Starke Veränderungen
Sorgen bereitet Reisenzahn ein Detail der Reise-analyse
2023. Bei dieser Befragung gaben immerhin 30 Prozent
aller deutschsprachigen EU-Bürger:innen an, dass sich
ihre persönliche wirtschaftliche Lage verschlechtert
habe oder voraussichtlich verschlechtern werde. Das sei
eine Ausgangssituation, die zusätzlich zum frühen
Ostertermin eher für eine kurze Saison spreche. „Die
preissensiblere Wintersaison 2023/24 könnte daher zur
entscheidenden Gretchenfrage im Tourismus werden.“
Generell sei der Tourismus in vielen Bereichen in Brüchen, sagt Reisenzahn. Schuld daran sei auch die Pandemie. „Wir sehen einen Wandel von einer Erlebnisgesellschaft hin zu einer Sinngesellschaft. Menschen sehnen sich eben nach etwas Sinnvollem, das sie im Alltag umsetzen und integrieren können.“ Genau das könne für Betriebe eine große Chance sein, sich in diese Richtung weiterzuentwickeln, vor allem auch in Richtung Ganzjahrestourismus.
Notwendige Anpassung
Ein weiteres relevantes Phänomen, auf das
Touristiker:innen allerdings wenig Einfluss hätten, sei
der Klimawandel. Die Sommer werden immer heißer und die
Winter immer wärmer – auch aus diesem Grund müsse es
zwangsläufig ein Umdenken in Richtung Entzerrung geben.
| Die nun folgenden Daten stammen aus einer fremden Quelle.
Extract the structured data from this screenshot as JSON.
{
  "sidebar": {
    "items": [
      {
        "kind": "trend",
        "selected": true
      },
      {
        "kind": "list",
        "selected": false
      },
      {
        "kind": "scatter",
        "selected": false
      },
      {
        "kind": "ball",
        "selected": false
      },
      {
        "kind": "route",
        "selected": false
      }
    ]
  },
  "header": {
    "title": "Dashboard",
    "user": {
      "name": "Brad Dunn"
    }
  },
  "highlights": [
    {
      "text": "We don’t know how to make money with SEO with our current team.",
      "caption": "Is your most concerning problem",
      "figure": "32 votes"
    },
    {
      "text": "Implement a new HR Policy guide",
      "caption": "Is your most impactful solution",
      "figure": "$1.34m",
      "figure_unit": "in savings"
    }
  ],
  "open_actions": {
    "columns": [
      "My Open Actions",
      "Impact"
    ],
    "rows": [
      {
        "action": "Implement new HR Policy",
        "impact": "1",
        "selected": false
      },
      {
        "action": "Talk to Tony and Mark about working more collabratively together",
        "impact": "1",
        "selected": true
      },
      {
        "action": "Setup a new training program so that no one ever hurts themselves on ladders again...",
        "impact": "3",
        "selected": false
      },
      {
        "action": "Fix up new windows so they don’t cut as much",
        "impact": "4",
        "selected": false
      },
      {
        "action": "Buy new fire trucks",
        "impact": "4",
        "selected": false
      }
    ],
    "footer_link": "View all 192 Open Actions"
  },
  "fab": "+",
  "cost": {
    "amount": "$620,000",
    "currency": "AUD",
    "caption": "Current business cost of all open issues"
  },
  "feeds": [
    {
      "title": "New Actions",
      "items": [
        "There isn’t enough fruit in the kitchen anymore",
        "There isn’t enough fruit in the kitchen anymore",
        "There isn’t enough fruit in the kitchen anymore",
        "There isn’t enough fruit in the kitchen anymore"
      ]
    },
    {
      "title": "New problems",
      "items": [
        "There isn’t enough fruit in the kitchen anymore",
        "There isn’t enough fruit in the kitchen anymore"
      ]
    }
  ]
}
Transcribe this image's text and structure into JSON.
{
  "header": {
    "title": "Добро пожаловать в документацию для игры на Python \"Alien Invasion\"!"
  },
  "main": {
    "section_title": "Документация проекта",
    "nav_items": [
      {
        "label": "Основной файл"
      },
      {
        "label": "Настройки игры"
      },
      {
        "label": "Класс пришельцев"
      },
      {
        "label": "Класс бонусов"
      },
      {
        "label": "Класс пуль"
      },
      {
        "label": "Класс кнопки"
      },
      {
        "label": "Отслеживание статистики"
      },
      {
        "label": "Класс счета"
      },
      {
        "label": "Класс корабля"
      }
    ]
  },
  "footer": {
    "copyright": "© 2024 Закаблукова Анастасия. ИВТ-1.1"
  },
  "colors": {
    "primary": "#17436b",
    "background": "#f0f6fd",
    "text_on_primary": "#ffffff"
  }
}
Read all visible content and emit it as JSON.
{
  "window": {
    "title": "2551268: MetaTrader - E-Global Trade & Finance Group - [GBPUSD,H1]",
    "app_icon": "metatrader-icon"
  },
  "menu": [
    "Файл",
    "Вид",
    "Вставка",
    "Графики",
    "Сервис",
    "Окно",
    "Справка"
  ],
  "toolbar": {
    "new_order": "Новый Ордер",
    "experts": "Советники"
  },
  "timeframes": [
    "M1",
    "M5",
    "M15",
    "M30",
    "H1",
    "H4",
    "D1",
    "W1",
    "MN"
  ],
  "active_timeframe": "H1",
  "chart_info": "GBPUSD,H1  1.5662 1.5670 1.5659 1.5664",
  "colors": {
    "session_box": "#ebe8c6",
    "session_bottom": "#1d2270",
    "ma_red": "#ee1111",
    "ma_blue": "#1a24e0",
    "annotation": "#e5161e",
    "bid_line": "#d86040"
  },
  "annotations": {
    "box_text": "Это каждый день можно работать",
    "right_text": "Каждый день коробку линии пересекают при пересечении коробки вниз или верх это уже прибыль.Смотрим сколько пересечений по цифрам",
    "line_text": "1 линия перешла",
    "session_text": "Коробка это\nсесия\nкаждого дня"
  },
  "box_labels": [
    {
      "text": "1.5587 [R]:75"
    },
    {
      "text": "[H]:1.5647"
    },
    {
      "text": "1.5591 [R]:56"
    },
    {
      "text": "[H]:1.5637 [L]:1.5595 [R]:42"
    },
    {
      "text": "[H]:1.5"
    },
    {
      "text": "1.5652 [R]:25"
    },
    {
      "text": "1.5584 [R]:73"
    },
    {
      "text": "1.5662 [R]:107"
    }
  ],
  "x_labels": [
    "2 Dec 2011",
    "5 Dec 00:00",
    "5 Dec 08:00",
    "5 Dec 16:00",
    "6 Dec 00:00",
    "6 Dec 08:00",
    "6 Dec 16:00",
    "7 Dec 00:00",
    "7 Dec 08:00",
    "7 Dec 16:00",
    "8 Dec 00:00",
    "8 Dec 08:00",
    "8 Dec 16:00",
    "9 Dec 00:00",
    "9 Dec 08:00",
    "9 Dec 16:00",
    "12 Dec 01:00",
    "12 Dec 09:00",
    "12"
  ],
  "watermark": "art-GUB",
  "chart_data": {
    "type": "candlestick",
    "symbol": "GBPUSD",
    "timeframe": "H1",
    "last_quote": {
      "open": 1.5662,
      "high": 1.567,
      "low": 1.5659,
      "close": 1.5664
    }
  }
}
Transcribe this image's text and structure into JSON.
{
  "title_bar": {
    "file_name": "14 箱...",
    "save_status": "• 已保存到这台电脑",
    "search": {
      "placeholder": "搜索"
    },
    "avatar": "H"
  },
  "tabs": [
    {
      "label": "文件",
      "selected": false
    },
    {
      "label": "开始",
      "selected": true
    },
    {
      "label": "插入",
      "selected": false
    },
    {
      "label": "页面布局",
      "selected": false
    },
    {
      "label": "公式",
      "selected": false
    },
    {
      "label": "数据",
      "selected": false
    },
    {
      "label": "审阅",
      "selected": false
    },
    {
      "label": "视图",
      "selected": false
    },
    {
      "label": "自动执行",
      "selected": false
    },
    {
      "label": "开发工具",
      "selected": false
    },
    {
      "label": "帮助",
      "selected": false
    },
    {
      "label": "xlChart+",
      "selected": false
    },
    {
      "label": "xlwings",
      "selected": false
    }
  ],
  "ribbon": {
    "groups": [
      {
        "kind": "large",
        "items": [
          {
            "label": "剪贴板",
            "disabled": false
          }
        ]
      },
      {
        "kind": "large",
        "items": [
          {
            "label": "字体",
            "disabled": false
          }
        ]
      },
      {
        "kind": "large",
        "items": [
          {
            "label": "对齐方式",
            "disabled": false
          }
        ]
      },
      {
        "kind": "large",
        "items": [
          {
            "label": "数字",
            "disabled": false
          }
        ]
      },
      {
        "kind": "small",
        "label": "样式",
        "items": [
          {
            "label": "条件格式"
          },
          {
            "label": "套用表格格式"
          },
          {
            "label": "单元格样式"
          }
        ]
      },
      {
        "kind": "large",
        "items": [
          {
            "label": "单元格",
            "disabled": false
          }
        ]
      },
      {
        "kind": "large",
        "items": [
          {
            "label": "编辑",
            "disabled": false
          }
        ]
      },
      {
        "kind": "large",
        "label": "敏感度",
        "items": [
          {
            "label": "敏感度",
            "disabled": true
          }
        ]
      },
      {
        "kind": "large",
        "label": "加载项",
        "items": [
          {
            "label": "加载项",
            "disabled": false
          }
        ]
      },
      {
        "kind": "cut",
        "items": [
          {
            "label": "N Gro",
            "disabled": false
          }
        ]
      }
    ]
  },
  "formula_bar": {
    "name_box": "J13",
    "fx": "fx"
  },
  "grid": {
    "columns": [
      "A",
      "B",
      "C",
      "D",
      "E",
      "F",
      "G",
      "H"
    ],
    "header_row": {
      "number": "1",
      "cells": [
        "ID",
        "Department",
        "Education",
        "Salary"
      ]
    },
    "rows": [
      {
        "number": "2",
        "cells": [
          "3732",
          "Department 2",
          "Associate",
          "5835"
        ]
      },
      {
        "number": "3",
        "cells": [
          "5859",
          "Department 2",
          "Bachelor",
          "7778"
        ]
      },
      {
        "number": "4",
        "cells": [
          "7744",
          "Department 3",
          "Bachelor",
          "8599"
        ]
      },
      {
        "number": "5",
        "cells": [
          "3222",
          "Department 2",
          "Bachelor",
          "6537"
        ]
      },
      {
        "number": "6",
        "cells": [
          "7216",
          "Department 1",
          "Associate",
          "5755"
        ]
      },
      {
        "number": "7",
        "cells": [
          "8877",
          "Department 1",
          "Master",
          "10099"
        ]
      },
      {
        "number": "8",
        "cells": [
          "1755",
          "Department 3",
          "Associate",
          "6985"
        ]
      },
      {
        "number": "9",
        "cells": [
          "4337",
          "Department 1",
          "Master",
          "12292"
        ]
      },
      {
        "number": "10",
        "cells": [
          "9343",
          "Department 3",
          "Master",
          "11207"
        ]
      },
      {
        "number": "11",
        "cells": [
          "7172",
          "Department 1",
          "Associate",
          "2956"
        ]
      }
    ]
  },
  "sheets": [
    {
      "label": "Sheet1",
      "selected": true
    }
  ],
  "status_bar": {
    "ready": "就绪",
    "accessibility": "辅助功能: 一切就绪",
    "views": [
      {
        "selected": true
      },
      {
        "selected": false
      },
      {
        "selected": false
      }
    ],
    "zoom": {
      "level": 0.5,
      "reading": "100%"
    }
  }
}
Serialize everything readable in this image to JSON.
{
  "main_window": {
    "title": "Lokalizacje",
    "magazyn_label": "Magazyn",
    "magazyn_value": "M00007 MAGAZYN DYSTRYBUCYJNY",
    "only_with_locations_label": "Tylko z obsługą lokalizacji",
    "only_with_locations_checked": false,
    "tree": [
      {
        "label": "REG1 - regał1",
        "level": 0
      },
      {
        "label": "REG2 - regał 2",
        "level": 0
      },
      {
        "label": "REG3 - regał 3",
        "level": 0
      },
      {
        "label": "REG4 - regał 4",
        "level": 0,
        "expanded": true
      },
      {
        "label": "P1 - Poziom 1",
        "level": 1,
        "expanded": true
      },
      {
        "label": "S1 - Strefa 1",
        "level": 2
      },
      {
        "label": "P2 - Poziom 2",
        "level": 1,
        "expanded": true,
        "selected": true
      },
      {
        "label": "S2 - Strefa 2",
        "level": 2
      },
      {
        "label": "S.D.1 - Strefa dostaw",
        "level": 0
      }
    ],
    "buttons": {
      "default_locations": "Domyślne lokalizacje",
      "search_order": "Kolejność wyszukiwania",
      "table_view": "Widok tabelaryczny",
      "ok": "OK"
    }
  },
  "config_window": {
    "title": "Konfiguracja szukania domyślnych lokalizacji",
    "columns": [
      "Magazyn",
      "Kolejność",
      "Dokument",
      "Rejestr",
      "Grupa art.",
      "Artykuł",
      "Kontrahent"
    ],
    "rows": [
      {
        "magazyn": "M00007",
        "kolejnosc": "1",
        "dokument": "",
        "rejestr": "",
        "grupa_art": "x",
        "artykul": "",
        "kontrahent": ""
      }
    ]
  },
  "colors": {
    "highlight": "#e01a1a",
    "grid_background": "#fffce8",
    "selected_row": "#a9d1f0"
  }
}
„Letzten Winter waren die Schneebedingungen im
Spätwinter und um Ostern am besten. Das führt natürlich
zu einer Verschiebung der Reisezeiten“, sagt Reisenzahn.
Dafür werde zu Saisonbeginn die Schneelage von Jahr zu
Jahr unsicherer. „Skiindustrie und Bergbahnen können
nicht mehr mit den perfekten weißen Pisten in die
Werbung gehen. Stattdessen müssen sie andere Themen wie
zum Beispiel die Kulinarik im Programm aufnehmen.“
In Tirol zeichnet sich laut Reisenzahn schon eine Entwicklung in diese Richtung ab: „Wir haben das große Glück, dass sich in Tirol in den letzten Jahren schon eine dritte Saisonzeit herausgebildet hat, nämlich der Herbst.“ Damit sei vor allem der Wander- und Naturtourismus gemeint. Das sei ein Schritt in die richtige Richtung, wobei für eine wirkliche Entzerrung noch weitere Herausforderungen anstehen würden.